That’s the reality, Rich noted, for most gluten-free kids. “At home, at school, they’re not always allowed to be kids and stop thinking about their food.” And it’s the reality that GIG is trying to change: “At the Summit, at these camps, you have kids saying—‘This is the first time I’ve been able to share a plate of fries with my friends.’ It’s the first time kids are allowed to be kids without being different, without have a separate meal, without being othered. They came to the Summit and didn’t want to leave.”

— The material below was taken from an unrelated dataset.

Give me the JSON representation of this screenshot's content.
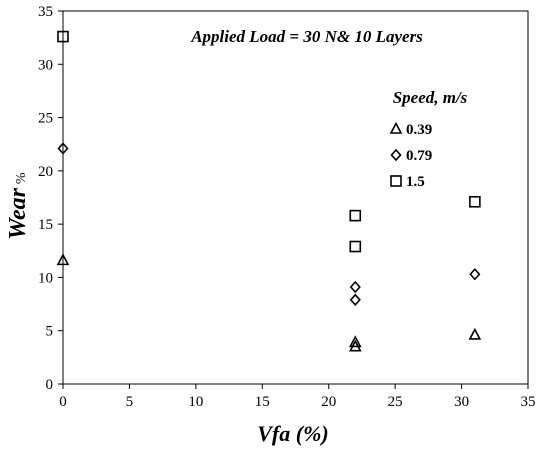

Often, people will accept bad situations, because they don’t think they can change it. Gluten-free food is a little more expensive, a little harder to make, and it’s different, so it’s easy to accept that, well, maybe those who are unable to eat gluten will just have a tough time with life. Generation GF, however, doesn’t see why kids should have to accept that.
“We’re trying to teach kids to be their own advocates,” Rich said. “To speak up, get together, and share their experiences. And it works! We’ve had kids go home and start their own Generation GF group. We’re starting a mentorship program to provide role models for the kids and the parents; it’ll give kids people to look up to and give teens and adults a place in the community.”
He noted that GIG provides scholarships for kids who can’t afford to go to a gluten-free camp, and that they’re always looking for sponsors who can help get kids to these summer camps. As to why businesses should help send kids to summer camps? Well, aside from “These kids are future consumers,” Rich said. “One day, they’re going to be buying their own food and cooking their own meals.”